Woran liegt das und was meine ich damit?

 

Die Geschichte lebt von der erzählenden Hauptfigur. Ein geschickter Schachzug: Es ist nahezu nicht erlesbar, ob sie tatsächlich männlich oder weiblich ist, aber ja: Ich habe mich aufgrund einer Stelle auf eine Erzählerin festgelegt! Und ich meine auch, dass es eine Erzählerin ist, weil abgesehen vom übermächtigen Vater Männer in diesem Buch keine Rolle spielen.  

 

Da sind viele, viele Momente, die sind einerseits vom Grund her zum Heulen und dennoch schafft die Ich-Erzählerin es, mich in ihrer lax-flachsigen Art zum Schmunzeln zu bringen. Die sich das Lügen als eine Art Schutzschild angelegt hat und die selber zugibt zu lügen. Was kann ich daher glauben, wo liegt die Wahrheit und wo beginnt die Lüge? Ganz aktiv werde ich dabei als Leserin einbezogen, ja aufgefordert, meine Leseaugen zu nutzen, hinzuschauen und hinter die Fassade zu lesen. Und ja, wiederum sind Stellen, die dann ganz und gar eindeutig wahr sein müssen.

 

Auffällig und mit einer gewissen Penetranz lässt mich die Autorin von Möglichkeit zu Möglichkeit der titelgebenden Wortfamilie schwimmen: gründlich, nicht ohne Grund sein, wenn man es begründen konnte, die Dinge zu Grunde legen, einen Grund nennen, auf den Grund gehen …

 

Der Sache – nämlich der mit einem Brunnen und dem Vater - wirklich auf den Grund zu gehen misslingt jedoch, aber das tut meinem Leseerlebnis keinen Abbruch. Ganz und gar nicht. Offen gestaltet, raffiniert und erzählerisch dicht gelöst von Frau Wage.

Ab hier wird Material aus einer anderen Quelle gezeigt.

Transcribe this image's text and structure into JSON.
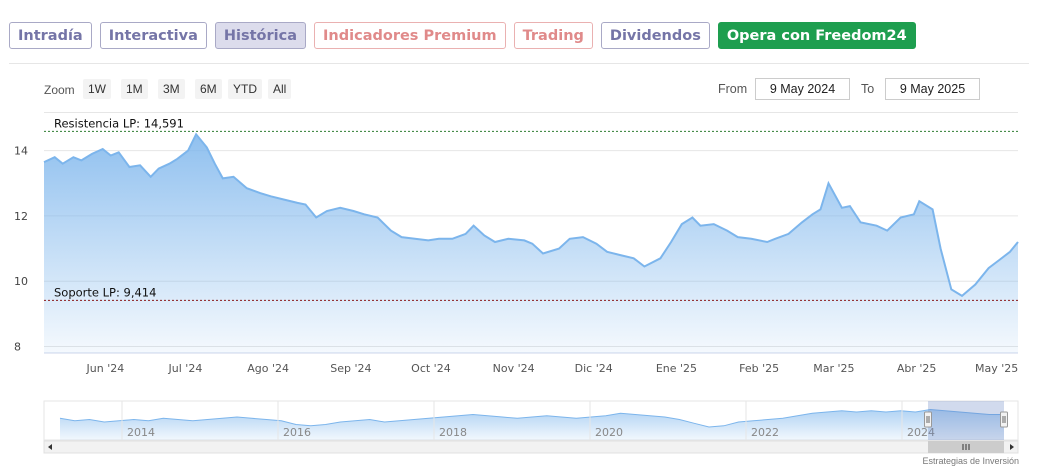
{
  "tabs": [
    {
      "label": "Intradía",
      "style": "normal"
    },
    {
      "label": "Interactiva",
      "style": "normal"
    },
    {
      "label": "Histórica",
      "style": "active"
    },
    {
      "label": "Indicadores Premium",
      "style": "red"
    },
    {
      "label": "Trading",
      "style": "red"
    },
    {
      "label": "Dividendos",
      "style": "normal"
    },
    {
      "label": "Opera con Freedom24",
      "style": "cta"
    }
  ],
  "toolbar": {
    "zoom_label": "Zoom",
    "zoom_buttons": [
      "1W",
      "1M",
      "3M",
      "6M",
      "YTD",
      "All"
    ],
    "from_label": "From",
    "from_value": "9 May 2024",
    "to_label": "To",
    "to_value": "9 May 2025"
  },
  "credit": "Estrategias de Inversión",
  "colors": {
    "line": "#7cb5ec",
    "accent_green": "#1e9e4f",
    "resistance": "#2e7d32",
    "support": "#8b1a1a"
  },
  "chart_data": {
    "type": "area",
    "y_ticks": [
      8,
      10,
      12,
      14
    ],
    "ylim": [
      7.8,
      15.0
    ],
    "x_ticks": [
      "Jun '24",
      "Jul '24",
      "Ago '24",
      "Sep '24",
      "Oct '24",
      "Nov '24",
      "Dic '24",
      "Ene '25",
      "Feb '25",
      "Mar '25",
      "Abr '25",
      "May '25"
    ],
    "resistance": {
      "label": "Resistencia LP: 14,591",
      "value": 14.591
    },
    "support": {
      "label": "Soporte LP: 9,414",
      "value": 9.414
    },
    "series": [
      {
        "points": [
          [
            "2024-05-09",
            13.65
          ],
          [
            "2024-05-13",
            13.8
          ],
          [
            "2024-05-16",
            13.6
          ],
          [
            "2024-05-20",
            13.8
          ],
          [
            "2024-05-23",
            13.7
          ],
          [
            "2024-05-27",
            13.9
          ],
          [
            "2024-05-31",
            14.05
          ],
          [
            "2024-06-03",
            13.85
          ],
          [
            "2024-06-06",
            13.95
          ],
          [
            "2024-06-10",
            13.5
          ],
          [
            "2024-06-14",
            13.55
          ],
          [
            "2024-06-18",
            13.2
          ],
          [
            "2024-06-21",
            13.45
          ],
          [
            "2024-06-25",
            13.6
          ],
          [
            "2024-06-28",
            13.75
          ],
          [
            "2024-07-02",
            14.0
          ],
          [
            "2024-07-05",
            14.5
          ],
          [
            "2024-07-09",
            14.1
          ],
          [
            "2024-07-12",
            13.6
          ],
          [
            "2024-07-15",
            13.15
          ],
          [
            "2024-07-19",
            13.2
          ],
          [
            "2024-07-24",
            12.85
          ],
          [
            "2024-07-29",
            12.7
          ],
          [
            "2024-08-02",
            12.6
          ],
          [
            "2024-08-07",
            12.5
          ],
          [
            "2024-08-12",
            12.4
          ],
          [
            "2024-08-15",
            12.35
          ],
          [
            "2024-08-19",
            11.95
          ],
          [
            "2024-08-23",
            12.15
          ],
          [
            "2024-08-28",
            12.25
          ],
          [
            "2024-09-02",
            12.15
          ],
          [
            "2024-09-06",
            12.05
          ],
          [
            "2024-09-11",
            11.95
          ],
          [
            "2024-09-16",
            11.55
          ],
          [
            "2024-09-20",
            11.35
          ],
          [
            "2024-09-25",
            11.3
          ],
          [
            "2024-09-30",
            11.25
          ],
          [
            "2024-10-04",
            11.3
          ],
          [
            "2024-10-09",
            11.3
          ],
          [
            "2024-10-14",
            11.45
          ],
          [
            "2024-10-17",
            11.7
          ],
          [
            "2024-10-21",
            11.4
          ],
          [
            "2024-10-25",
            11.2
          ],
          [
            "2024-10-30",
            11.3
          ],
          [
            "2024-11-05",
            11.25
          ],
          [
            "2024-11-08",
            11.15
          ],
          [
            "2024-11-12",
            10.85
          ],
          [
            "2024-11-18",
            11.0
          ],
          [
            "2024-11-22",
            11.3
          ],
          [
            "2024-11-27",
            11.35
          ],
          [
            "2024-12-02",
            11.15
          ],
          [
            "2024-12-06",
            10.9
          ],
          [
            "2024-12-11",
            10.8
          ],
          [
            "2024-12-16",
            10.7
          ],
          [
            "2024-12-20",
            10.45
          ],
          [
            "2024-12-26",
            10.7
          ],
          [
            "2024-12-30",
            11.2
          ],
          [
            "2025-01-03",
            11.75
          ],
          [
            "2025-01-07",
            11.95
          ],
          [
            "2025-01-10",
            11.7
          ],
          [
            "2025-01-15",
            11.75
          ],
          [
            "2025-01-20",
            11.55
          ],
          [
            "2025-01-24",
            11.35
          ],
          [
            "2025-01-29",
            11.3
          ],
          [
            "2025-02-04",
            11.2
          ],
          [
            "2025-02-07",
            11.3
          ],
          [
            "2025-02-12",
            11.45
          ],
          [
            "2025-02-17",
            11.8
          ],
          [
            "2025-02-21",
            12.05
          ],
          [
            "2025-02-24",
            12.2
          ],
          [
            "2025-02-27",
            13.0
          ],
          [
            "2025-03-04",
            12.25
          ],
          [
            "2025-03-07",
            12.3
          ],
          [
            "2025-03-11",
            11.8
          ],
          [
            "2025-03-17",
            11.7
          ],
          [
            "2025-03-21",
            11.55
          ],
          [
            "2025-03-26",
            11.95
          ],
          [
            "2025-03-31",
            12.05
          ],
          [
            "2025-04-02",
            12.45
          ],
          [
            "2025-04-07",
            12.2
          ],
          [
            "2025-04-10",
            11.0
          ],
          [
            "2025-04-14",
            9.75
          ],
          [
            "2025-04-18",
            9.55
          ],
          [
            "2025-04-23",
            9.9
          ],
          [
            "2025-04-28",
            10.4
          ],
          [
            "2025-05-02",
            10.65
          ],
          [
            "2025-05-06",
            10.9
          ],
          [
            "2025-05-09",
            11.2
          ]
        ]
      }
    ],
    "navigator": {
      "x_ticks": [
        "2014",
        "2016",
        "2018",
        "2020",
        "2022",
        "2024"
      ]
    }
  }
}
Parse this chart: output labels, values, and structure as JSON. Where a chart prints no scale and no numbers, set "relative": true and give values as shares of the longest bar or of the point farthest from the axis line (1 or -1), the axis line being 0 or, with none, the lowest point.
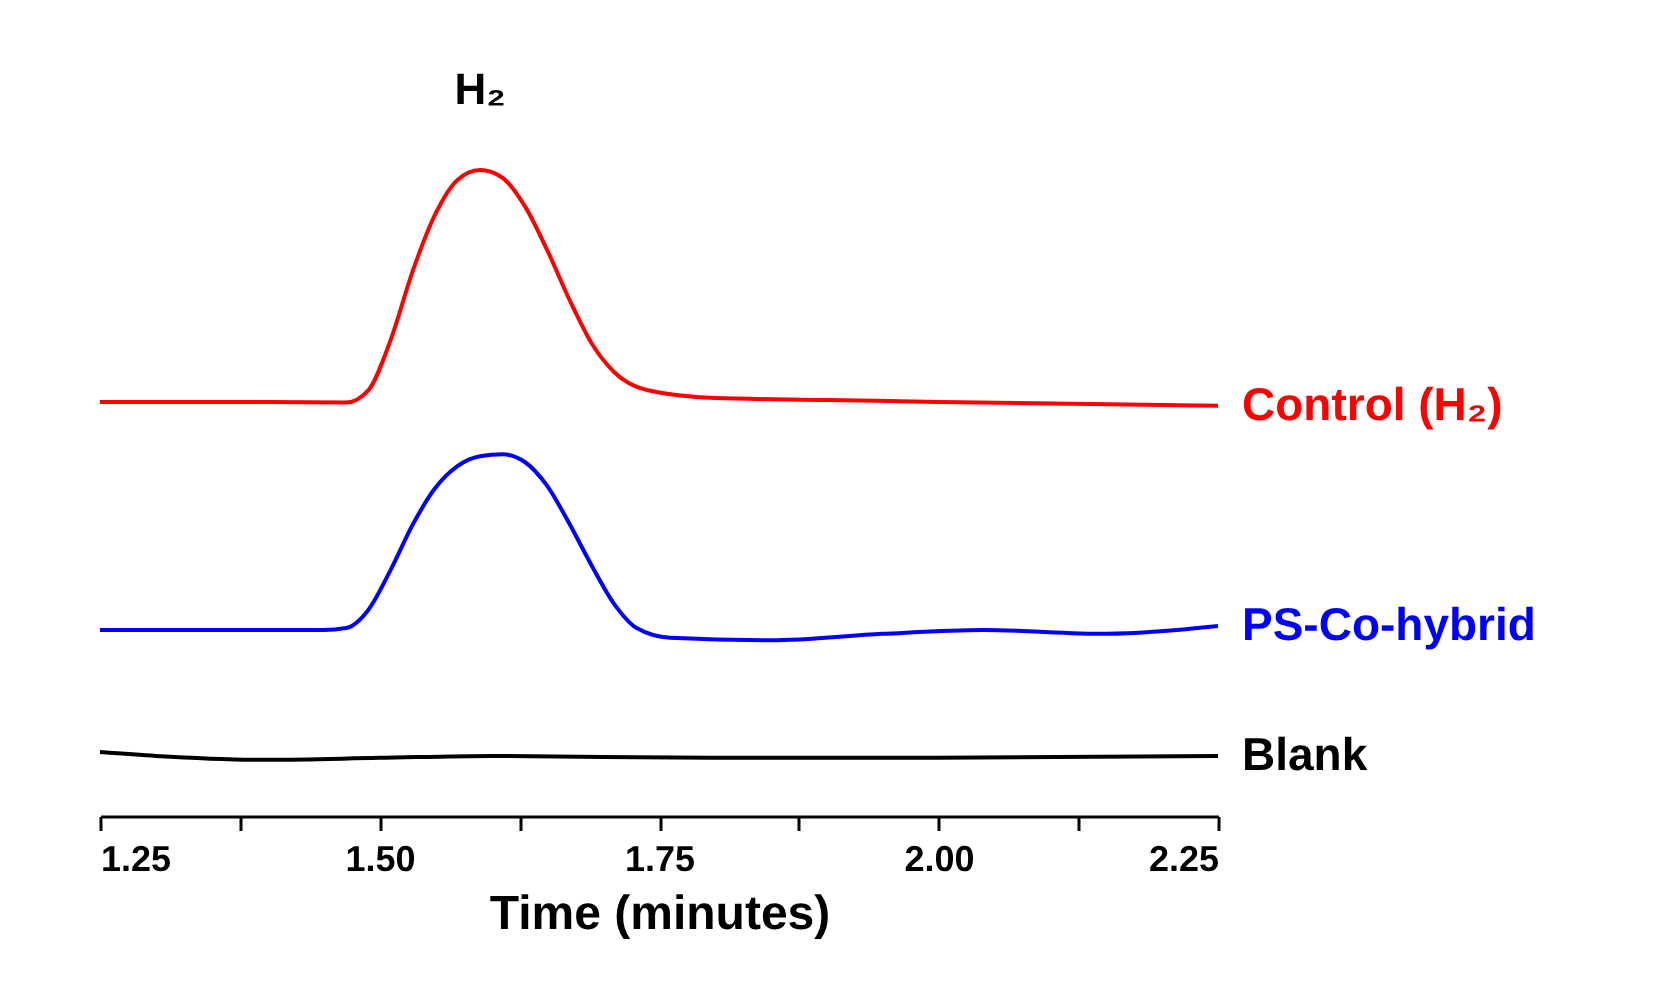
{
  "chart_data": {
    "type": "line",
    "relative": true,
    "xlabel": "Time (minutes)",
    "xlim": [
      1.25,
      2.25
    ],
    "xticks": [
      {
        "value": 1.25,
        "label": "1.25"
      },
      {
        "value": 1.375,
        "label": null
      },
      {
        "value": 1.5,
        "label": "1.50"
      },
      {
        "value": 1.625,
        "label": null
      },
      {
        "value": 1.75,
        "label": "1.75"
      },
      {
        "value": 1.875,
        "label": null
      },
      {
        "value": 2.0,
        "label": "2.00"
      },
      {
        "value": 2.125,
        "label": null
      },
      {
        "value": 2.25,
        "label": "2.25"
      }
    ],
    "grid": false,
    "legend": false,
    "marker": "none",
    "line_style": "solid",
    "annotations": [
      {
        "text": "H₂",
        "x": 1.59,
        "y": 1.0
      }
    ],
    "series": [
      {
        "name": "Control (H₂)",
        "color": "#ff0000",
        "x": [
          1.25,
          1.4,
          1.47,
          1.49,
          1.51,
          1.53,
          1.55,
          1.57,
          1.59,
          1.61,
          1.63,
          1.65,
          1.67,
          1.69,
          1.71,
          1.74,
          1.8,
          1.9,
          2.0,
          2.25
        ],
        "values": [
          0.641,
          0.641,
          0.64,
          0.659,
          0.737,
          0.845,
          0.932,
          0.985,
          1.0,
          0.988,
          0.944,
          0.876,
          0.799,
          0.731,
          0.687,
          0.659,
          0.647,
          0.644,
          0.641,
          0.635
        ]
      },
      {
        "name": "PS-Co-hybrid",
        "color": "#0000ff",
        "x": [
          1.25,
          1.45,
          1.47,
          1.49,
          1.51,
          1.53,
          1.55,
          1.57,
          1.59,
          1.61,
          1.63,
          1.65,
          1.67,
          1.69,
          1.71,
          1.73,
          1.76,
          1.85,
          1.95,
          2.04,
          2.15,
          2.25
        ],
        "values": [
          0.288,
          0.288,
          0.291,
          0.319,
          0.381,
          0.452,
          0.508,
          0.542,
          0.557,
          0.56,
          0.548,
          0.511,
          0.452,
          0.387,
          0.328,
          0.291,
          0.276,
          0.272,
          0.282,
          0.288,
          0.282,
          0.294
        ]
      },
      {
        "name": "Blank",
        "color": "#000000",
        "x": [
          1.25,
          1.3,
          1.4,
          1.5,
          1.6,
          1.8,
          2.0,
          2.25
        ],
        "values": [
          0.099,
          0.093,
          0.087,
          0.09,
          0.093,
          0.09,
          0.09,
          0.093
        ]
      }
    ]
  }
}
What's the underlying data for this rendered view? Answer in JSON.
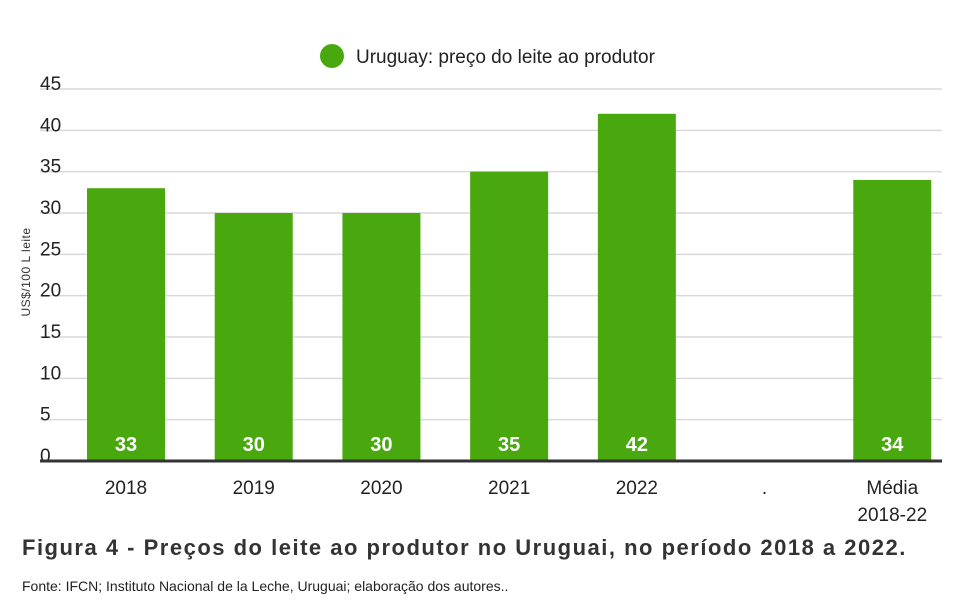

Ich mag Kapitel, die wie Happen mit einer Überschrift serviert werden (siehe Salih Jamal „Das perfekte Grau“) und für mich absolut belebend das zeitliche Hin und Her, was so gut zu den „Gedankenglühwürmchen“ der Erzählerin passt.      

 

Bitte:

Schenkt dieser Autorin und „Grund“ Eure Leseaufmerksamkeit - absolut zu Recht mit dem Blogbuster-Preis 2020, dem Preis der Literaturblogger, ausgezeichnet!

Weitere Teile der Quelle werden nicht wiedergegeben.